La Suprema Corte de Justicia de Argentina confirmó una medida cautelar que obliga al gobierno de Javier Milei a cumplir con lo estipulado en la Ley de Financiamiento Universitario. Esta resolución, firmada por los ministros Horacio Rosatti, Carlos Rosenkrantz y Ricardo Lorenzetti, garantiza la actualización de salarios docentes y no docentes, así como de las becas estudiantiles, conforme a la inflación vigente.

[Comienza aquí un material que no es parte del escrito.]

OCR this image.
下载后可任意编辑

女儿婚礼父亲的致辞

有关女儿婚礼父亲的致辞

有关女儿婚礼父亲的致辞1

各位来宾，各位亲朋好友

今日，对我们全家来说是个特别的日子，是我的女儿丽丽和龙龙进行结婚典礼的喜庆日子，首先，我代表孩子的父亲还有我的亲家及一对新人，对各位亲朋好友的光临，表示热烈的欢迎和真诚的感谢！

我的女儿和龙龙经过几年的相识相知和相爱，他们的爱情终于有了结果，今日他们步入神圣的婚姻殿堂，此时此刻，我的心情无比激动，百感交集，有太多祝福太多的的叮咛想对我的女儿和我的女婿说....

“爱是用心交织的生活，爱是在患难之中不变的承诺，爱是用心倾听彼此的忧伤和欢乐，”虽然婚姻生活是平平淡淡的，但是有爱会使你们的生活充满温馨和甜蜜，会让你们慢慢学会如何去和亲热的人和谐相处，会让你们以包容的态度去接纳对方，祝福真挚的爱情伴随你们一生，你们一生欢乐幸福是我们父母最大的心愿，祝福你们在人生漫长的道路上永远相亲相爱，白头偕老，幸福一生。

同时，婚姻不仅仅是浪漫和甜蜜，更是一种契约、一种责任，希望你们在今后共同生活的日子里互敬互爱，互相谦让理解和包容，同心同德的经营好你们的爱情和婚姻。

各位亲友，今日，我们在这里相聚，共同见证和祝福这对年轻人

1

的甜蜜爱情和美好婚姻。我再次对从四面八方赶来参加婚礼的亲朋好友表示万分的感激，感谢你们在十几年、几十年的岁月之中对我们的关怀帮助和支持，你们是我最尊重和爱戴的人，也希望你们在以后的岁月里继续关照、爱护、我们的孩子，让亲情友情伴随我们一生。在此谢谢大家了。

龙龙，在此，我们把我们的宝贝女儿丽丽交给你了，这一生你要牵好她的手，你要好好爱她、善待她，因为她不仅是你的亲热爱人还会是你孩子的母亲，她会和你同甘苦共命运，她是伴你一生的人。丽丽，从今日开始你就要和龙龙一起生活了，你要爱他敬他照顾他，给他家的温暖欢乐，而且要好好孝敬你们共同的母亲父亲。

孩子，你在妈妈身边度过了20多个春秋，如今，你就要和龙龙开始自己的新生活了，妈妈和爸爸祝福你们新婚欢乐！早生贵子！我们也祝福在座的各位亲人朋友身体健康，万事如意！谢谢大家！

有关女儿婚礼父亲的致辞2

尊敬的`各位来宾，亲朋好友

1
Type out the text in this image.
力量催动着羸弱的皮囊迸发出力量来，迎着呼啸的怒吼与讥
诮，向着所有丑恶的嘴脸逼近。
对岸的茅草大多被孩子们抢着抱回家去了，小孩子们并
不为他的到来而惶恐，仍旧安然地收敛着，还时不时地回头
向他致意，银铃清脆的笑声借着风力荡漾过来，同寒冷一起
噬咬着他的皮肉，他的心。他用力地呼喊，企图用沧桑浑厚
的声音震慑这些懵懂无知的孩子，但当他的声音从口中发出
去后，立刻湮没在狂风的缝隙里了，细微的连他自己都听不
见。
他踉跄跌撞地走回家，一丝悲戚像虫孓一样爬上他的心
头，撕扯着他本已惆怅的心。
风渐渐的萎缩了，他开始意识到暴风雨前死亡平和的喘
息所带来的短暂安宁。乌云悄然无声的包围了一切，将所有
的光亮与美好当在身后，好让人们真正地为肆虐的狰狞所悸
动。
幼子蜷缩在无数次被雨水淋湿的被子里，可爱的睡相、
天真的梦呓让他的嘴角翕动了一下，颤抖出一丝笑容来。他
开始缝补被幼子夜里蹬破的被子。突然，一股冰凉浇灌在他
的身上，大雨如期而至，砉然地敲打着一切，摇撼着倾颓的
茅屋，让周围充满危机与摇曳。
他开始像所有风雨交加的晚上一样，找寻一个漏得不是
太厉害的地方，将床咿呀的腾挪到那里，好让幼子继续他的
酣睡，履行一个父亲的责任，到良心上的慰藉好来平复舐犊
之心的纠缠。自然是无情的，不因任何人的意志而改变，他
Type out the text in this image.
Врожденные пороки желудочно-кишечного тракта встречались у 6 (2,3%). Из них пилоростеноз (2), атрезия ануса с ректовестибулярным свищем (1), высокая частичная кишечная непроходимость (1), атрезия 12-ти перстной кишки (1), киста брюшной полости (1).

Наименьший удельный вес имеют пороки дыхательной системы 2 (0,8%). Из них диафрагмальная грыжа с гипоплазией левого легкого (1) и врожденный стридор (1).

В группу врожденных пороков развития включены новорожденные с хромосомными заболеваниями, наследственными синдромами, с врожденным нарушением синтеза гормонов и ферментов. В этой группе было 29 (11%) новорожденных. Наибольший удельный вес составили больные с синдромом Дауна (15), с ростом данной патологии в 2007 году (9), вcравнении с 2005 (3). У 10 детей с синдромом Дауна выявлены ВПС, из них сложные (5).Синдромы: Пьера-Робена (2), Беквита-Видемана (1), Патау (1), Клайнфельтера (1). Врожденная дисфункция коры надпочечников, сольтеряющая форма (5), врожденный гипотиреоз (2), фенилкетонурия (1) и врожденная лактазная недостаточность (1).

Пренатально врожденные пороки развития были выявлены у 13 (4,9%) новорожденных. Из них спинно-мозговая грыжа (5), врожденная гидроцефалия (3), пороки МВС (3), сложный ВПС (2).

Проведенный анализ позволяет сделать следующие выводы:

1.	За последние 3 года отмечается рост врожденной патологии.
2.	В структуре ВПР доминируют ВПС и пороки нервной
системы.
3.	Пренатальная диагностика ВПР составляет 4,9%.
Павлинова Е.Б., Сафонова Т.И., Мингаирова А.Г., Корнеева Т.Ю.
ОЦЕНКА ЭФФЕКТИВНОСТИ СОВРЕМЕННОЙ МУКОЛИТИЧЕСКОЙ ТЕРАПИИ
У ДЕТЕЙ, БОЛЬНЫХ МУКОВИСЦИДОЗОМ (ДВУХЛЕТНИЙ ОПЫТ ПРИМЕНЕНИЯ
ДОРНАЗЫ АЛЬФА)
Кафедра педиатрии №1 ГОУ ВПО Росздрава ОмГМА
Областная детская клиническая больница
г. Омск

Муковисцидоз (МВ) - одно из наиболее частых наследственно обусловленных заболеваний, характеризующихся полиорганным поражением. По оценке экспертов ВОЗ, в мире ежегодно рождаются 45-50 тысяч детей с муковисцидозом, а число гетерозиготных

La normativa, aprobada por el Congreso y vetada parcialmente por Milei, enfrentó una dura polémica que ahora recibió un respaldo judicial definitivo. La Corte rechazó el pedido de recusación presentado por el Ejecutivo contra los magistrados, quien cuestionaba su imparcialidad al destacar que todos ellos se habían formado en universidades públicas. De este modo, avaló el fallo previo de la Cámara Contencioso Administrativo Federal que ya había ordenado respetar los artículos 5 y 6 de la ley.

La causa se inició a partir de una demanda colectiva encabezada por el Consejo Interuniversitario Nacional (CIN), que representa a los rectores de 61 universidades públicas y otras 14 provinciales. La intervención judicial se produjo en un contexto de negociaciones entre el gobierno y las casas de estudio. El pasado 10 de junio, las autoridades acordaron un aumento salarial del 24,33% para el cuerpo docente y el personal no docente, distribuido entre junio y octubre, en sintonía con las exigencias de la ley.